Locke’a göre fetih, yabancıların gaspıdır. Gasp da, bir çeşit yerli fetihtir ve gaspı hiç bir zaman haklı olamaz. Gasp, başka birinin üstünde hakkı olduğu bir şeyi mülkiyeti altına almaktır. Yasaya uygun bütün yönetimlerde emretme yetkisine sahip olacak kişilerin atanmaları, yönetim biçiminin doğal ve zorunlu bir uzantısı olup, kuruluşunun kaynağını halktan almıştır. Dolayısıyla, kurulmuş bir yönetim biçimi olan bütün devletler, kamu otoritesinde pay sahibi olacakları atamak için kurallar koymuşlardır ve bu hakkı onlara devretmenin yollarını saptamışlardır. Bu nedenle, devlet biçimi değişmemiş olmakla birlikte bunun dışında bir yolla gelenler, yasaların atadığı dolayısıyla da halkın onayladığı kişi olmadığından sözünü dinletme hakkı da yoktur.

B. Tiranlık

Gasp başka birinin hakkı olan bir iktidarın kullanılmasıdır. Tiranlık da, hakkın ötesinde, hiç kimsenin hakkı olmadığı bir biçimde iktidarı kullanılmasıdır. Burada, bir kimse elindeki gücü, ona bağlı olanların iyiliği için değil de, kendi özel çıkarları için kullanmaktır. Yetkilendirilmiş kişi, yasayı değil de kendi dileğini egemen kılarsa, yaptıkları ve emirleri halkının mallarını korumaya değil de kendi aşırı arzularının ve tutkularının tatminine yönelirse tiran olur.

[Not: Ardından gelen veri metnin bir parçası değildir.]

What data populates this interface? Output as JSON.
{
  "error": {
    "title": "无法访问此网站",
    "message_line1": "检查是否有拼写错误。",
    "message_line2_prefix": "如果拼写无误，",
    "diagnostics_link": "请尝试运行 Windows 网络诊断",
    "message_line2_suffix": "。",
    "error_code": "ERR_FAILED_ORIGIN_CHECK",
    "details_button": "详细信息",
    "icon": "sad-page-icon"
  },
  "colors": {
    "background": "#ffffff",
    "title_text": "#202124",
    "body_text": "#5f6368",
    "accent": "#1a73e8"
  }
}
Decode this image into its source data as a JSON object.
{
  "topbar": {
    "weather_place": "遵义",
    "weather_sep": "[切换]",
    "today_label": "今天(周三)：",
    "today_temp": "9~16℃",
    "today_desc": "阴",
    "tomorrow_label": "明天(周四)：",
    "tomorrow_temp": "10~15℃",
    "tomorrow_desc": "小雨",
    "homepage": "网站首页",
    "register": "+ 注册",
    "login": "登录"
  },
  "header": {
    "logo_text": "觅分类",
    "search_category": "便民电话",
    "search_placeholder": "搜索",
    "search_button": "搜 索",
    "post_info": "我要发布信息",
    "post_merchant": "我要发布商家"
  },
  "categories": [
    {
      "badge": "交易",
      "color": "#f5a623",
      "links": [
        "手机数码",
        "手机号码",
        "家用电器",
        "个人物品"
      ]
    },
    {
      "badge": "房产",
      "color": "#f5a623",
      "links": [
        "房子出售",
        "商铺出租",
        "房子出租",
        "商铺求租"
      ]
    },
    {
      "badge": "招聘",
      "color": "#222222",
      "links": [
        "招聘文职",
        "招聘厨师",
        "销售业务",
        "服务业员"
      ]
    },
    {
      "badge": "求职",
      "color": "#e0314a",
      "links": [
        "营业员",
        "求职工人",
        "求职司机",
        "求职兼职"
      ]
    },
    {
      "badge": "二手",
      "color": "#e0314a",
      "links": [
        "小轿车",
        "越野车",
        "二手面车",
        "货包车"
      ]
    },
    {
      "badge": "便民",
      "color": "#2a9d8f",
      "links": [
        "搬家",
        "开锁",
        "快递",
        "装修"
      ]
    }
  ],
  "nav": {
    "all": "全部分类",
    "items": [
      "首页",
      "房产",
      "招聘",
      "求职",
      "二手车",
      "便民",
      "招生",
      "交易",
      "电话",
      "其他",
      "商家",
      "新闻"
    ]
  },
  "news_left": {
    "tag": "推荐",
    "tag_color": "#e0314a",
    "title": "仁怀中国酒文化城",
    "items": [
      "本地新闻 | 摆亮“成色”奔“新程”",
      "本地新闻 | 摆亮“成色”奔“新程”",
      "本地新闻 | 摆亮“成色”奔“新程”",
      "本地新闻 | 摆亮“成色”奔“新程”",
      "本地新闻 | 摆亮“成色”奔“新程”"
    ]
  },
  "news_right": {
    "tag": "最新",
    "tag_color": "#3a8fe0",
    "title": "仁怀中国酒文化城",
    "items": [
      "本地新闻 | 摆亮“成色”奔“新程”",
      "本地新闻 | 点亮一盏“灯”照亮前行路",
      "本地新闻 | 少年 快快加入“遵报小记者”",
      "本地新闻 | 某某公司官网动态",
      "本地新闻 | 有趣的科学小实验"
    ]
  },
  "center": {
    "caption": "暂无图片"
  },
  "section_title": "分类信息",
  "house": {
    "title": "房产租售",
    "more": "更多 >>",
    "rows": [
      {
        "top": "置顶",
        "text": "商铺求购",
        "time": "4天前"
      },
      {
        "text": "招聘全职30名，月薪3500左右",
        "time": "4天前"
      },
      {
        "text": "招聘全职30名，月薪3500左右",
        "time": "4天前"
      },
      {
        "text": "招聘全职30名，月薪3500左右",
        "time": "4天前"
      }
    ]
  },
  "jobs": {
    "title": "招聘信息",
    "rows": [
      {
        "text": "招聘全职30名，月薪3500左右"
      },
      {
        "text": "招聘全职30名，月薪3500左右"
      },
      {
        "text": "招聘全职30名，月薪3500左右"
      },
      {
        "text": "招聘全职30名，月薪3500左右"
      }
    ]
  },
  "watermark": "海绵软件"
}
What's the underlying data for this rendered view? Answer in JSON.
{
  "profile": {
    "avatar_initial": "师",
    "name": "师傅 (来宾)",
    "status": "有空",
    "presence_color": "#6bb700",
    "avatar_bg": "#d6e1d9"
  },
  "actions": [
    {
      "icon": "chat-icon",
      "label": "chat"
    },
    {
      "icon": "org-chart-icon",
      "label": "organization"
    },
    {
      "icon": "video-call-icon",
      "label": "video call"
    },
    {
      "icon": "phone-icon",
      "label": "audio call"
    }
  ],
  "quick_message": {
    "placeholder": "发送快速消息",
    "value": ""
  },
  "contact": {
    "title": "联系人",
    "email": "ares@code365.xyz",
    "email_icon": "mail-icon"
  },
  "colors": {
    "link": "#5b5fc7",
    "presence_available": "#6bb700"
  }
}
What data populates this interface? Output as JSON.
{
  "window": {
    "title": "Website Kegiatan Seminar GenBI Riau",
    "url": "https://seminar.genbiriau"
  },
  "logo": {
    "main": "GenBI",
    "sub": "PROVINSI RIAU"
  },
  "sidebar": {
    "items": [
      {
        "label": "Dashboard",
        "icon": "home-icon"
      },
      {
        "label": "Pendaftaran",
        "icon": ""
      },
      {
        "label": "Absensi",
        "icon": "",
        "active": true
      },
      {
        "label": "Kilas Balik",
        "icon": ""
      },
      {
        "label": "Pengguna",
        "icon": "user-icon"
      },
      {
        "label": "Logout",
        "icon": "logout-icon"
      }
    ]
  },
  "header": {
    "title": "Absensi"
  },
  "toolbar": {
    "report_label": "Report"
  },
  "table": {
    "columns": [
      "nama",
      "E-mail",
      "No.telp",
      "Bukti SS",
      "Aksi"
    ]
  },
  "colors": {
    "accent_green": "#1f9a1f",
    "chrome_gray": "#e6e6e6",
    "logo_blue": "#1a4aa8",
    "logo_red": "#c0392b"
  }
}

Yasanın bittiği yerde tiranlık başlar. Her kim, yasanın kendisine verdiği yetkiyi aşar ve egemenlik erkini yasanın izin vermediği bir yerde kullanırsa yönetme yetkisine sahip olmaktan çıkar. Burada, yetkisiz olarak hareket etmek söz konusu olduğundan, herhangi birisi gibi kendisine karşı konabilir. Bu bir yüksek memur için olabileceği gibi, aynı şekilde bir kral da öylece hoş görülemez. Üstelik, krala daha büyük bir güven gösterilmiştir ve sahip olduğu imkanlar dolayısıyla haklı ve haksızın ölçülerini daha iyi bilebilecek bir durumdadır.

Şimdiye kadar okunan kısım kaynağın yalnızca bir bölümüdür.